Fire Aboard Vessel Contained
JUNEAU, Alaska (AP) _ A Coast Guard team today boarded a fire-ravaged Japanese ship carrying 2,500 new vehicles to U.S. buyers.
Coast Guard spokesman Mike Hilley said the cutter Munro met the Coral Ace south of the Aleutians at about 8 a.m. (EDT).
The boarding party reported it could not determine if the fire was still raging in the main hold of the 7,587-ton cargo vessel, and it was reluctant to open hatches to find out. The main hold had been sealed for about 18 hours by early today.
″One of the main problems on the ship is that the main hold is most of the ship,″ Hilley said. ″In that main hold there are 10 cars decks with those 2,500 cars. The master of the vessel doesn’t know if the fire is out. He just doesn’t know.
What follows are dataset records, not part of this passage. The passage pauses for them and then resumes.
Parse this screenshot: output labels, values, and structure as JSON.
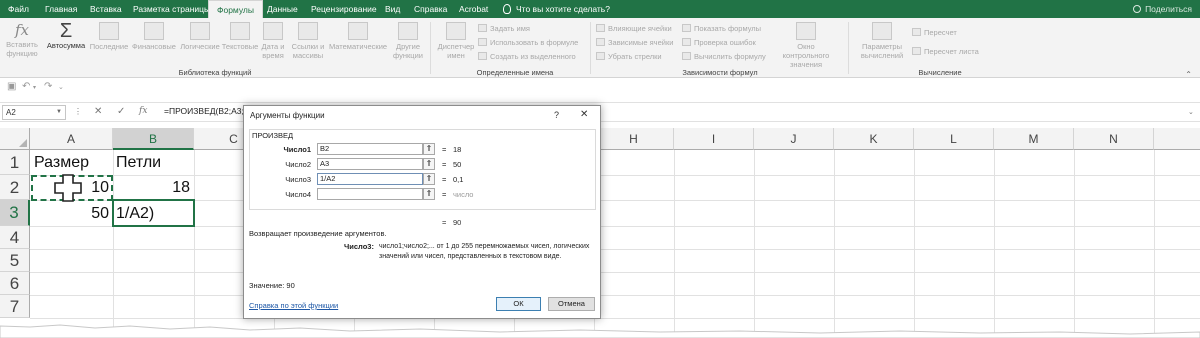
{
  "tabs": [
    {
      "label": "Файл"
    },
    {
      "label": "Главная"
    },
    {
      "label": "Вставка"
    },
    {
      "label": "Разметка страницы"
    },
    {
      "label": "Формулы",
      "active": true
    },
    {
      "label": "Данные"
    },
    {
      "label": "Рецензирование"
    },
    {
      "label": "Вид"
    },
    {
      "label": "Справка"
    },
    {
      "label": "Acrobat"
    }
  ],
  "tell_me": "Что вы хотите сделать?",
  "share": "Поделиться",
  "ribbon": {
    "insert_function": "Вставить функцию",
    "library": [
      "Автосумма",
      "Последние",
      "Финансовые",
      "Логические",
      "Текстовые",
      "Дата и время",
      "Ссылки и массивы",
      "Математические",
      "Другие функции"
    ],
    "library_label": "Библиотека функций",
    "name_manager": "Диспетчер имен",
    "names_items": [
      "Задать имя",
      "Использовать в формуле",
      "Создать из выделенного"
    ],
    "names_label": "Определенные имена",
    "audit_items": [
      "Влияющие ячейки",
      "Зависимые ячейки",
      "Убрать стрелки",
      "Показать формулы",
      "Проверка ошибок",
      "Вычислить формулу"
    ],
    "watch": "Окно контрольного значения",
    "audit_label": "Зависимости формул",
    "calc_options": "Параметры вычислений",
    "calc_items": [
      "Пересчет",
      "Пересчет листа"
    ],
    "calc_label": "Вычисление"
  },
  "formula_bar": {
    "name_box": "A2",
    "formula": "=ПРОИЗВЕД(B2;A3;1/A2)"
  },
  "grid": {
    "columns": [
      "A",
      "B",
      "C",
      "D",
      "E",
      "F",
      "G",
      "H",
      "I",
      "J",
      "K",
      "L",
      "M",
      "N"
    ],
    "rows": [
      "1",
      "2",
      "3",
      "4",
      "5",
      "6",
      "7"
    ],
    "cells": {
      "A1": "Размер",
      "B1": "Петли",
      "A2": "10",
      "B2": "18",
      "A3": "50",
      "B3": "1/A2)"
    }
  },
  "dialog": {
    "title": "Аргументы функции",
    "help": "?",
    "close": "✕",
    "function_name": "ПРОИЗВЕД",
    "args": [
      {
        "label": "Число1",
        "value": "B2",
        "result": "18",
        "bold": true
      },
      {
        "label": "Число2",
        "value": "A3",
        "result": "50"
      },
      {
        "label": "Число3",
        "value": "1/A2",
        "result": "0,1"
      },
      {
        "label": "Число4",
        "value": "",
        "result": "число"
      }
    ],
    "total": "90",
    "description": "Возвращает произведение аргументов.",
    "arg_name": "Число3:",
    "arg_description": "число1;число2;... от 1 до 255 перемножаемых чисел, логических значений или чисел, представленных в текстовом виде.",
    "value_label": "Значение:  90",
    "help_link": "Справка по этой функции",
    "ok": "ОК",
    "cancel": "Отмена"
  }
}
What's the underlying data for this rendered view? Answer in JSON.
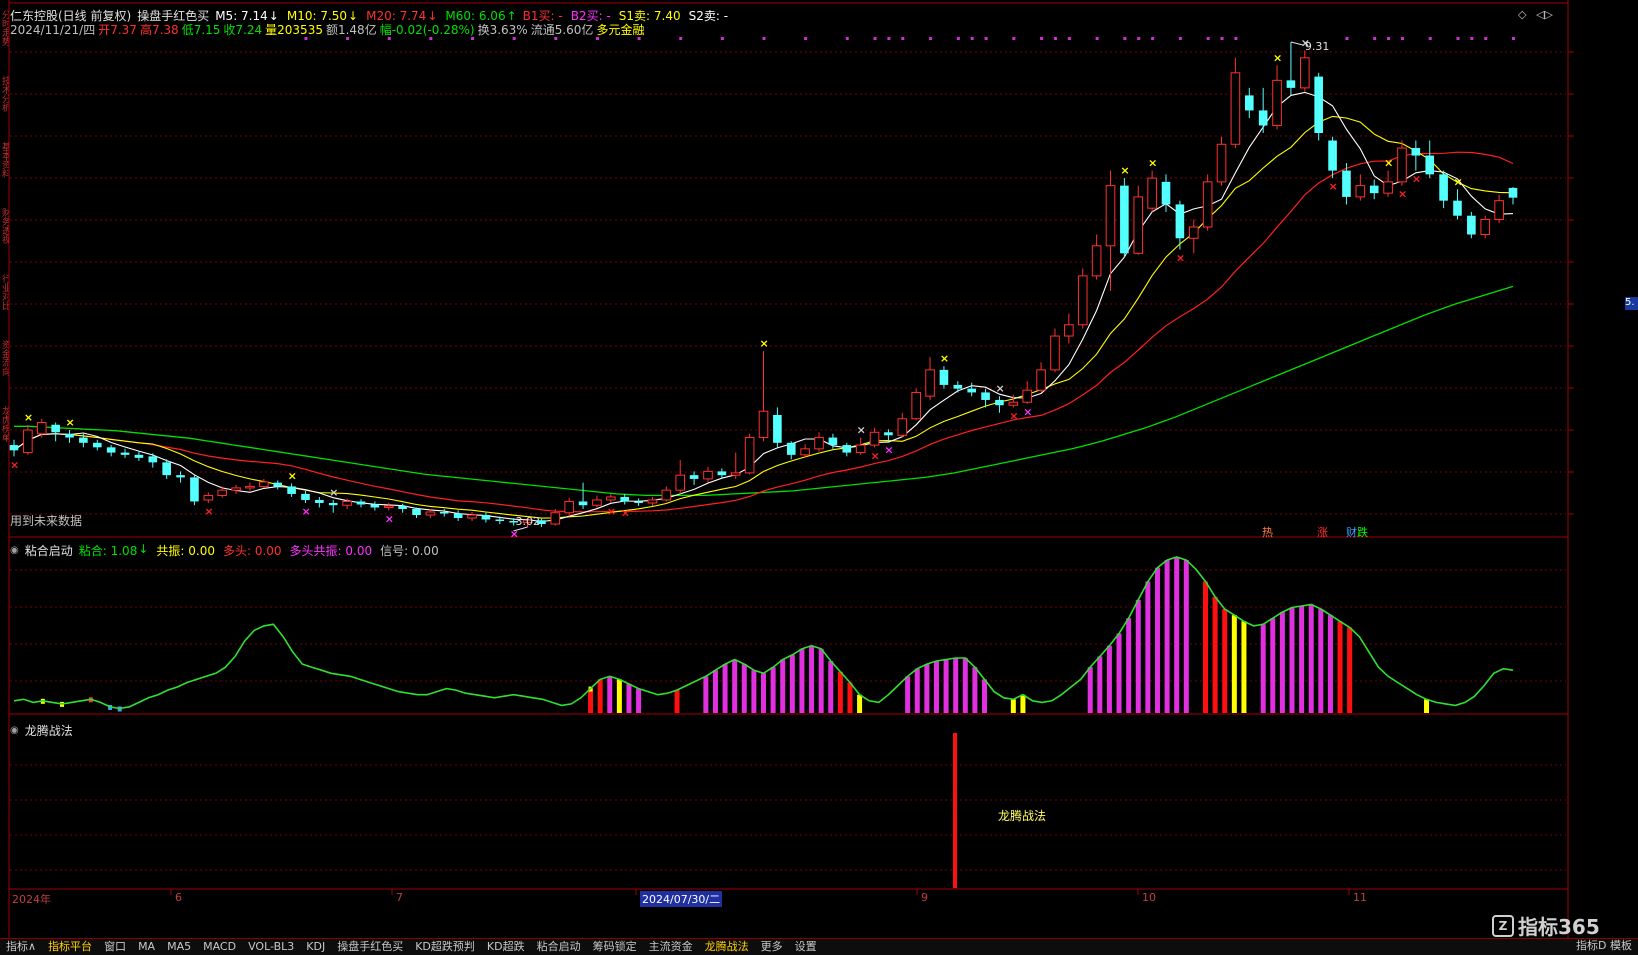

″He wanted us to send people into the hold to find out and fight the fire if there is one.″
The Munro’s commanding officer Capt. Galen Siddall refused, fearing the open hatches could spread the fire or provide fresh air to start the blaze again, Hilley said. The Munro is not equipped to battle large fires.
″They feel they’ve got a lot to lose if they open that hold up,″ he said.
″Right now, it’s contained in the main hold ... It’s not going anywhere.″
Hilley said if the vessel were found to be seaworthy, it would be taken under escort to the nearest port where the fire could be fought.
The Coral Ace’s 24-member crew had fought the fire for more than a day before the Munro arrived, using sea water when it ran out of other materials.
No injuries were reported on the Panamanian-registered ship, according to the Coast Guard and Japan’s Maritime Safety Agency in Tokyo.
While the Japanese crew fought the fire, other merchant ships stood by in case the crew was forced to abandon ship, the Coast Guard said.
The scene of the fire is about 500 miles south of Unimak Island in the central Aleutians, officials said.
The Coral Ace was chartered by Mitsui O.S.K. Ltd., a leading Japanese shipping company, and was en route from Yokohama, Japan, to Los Angeles.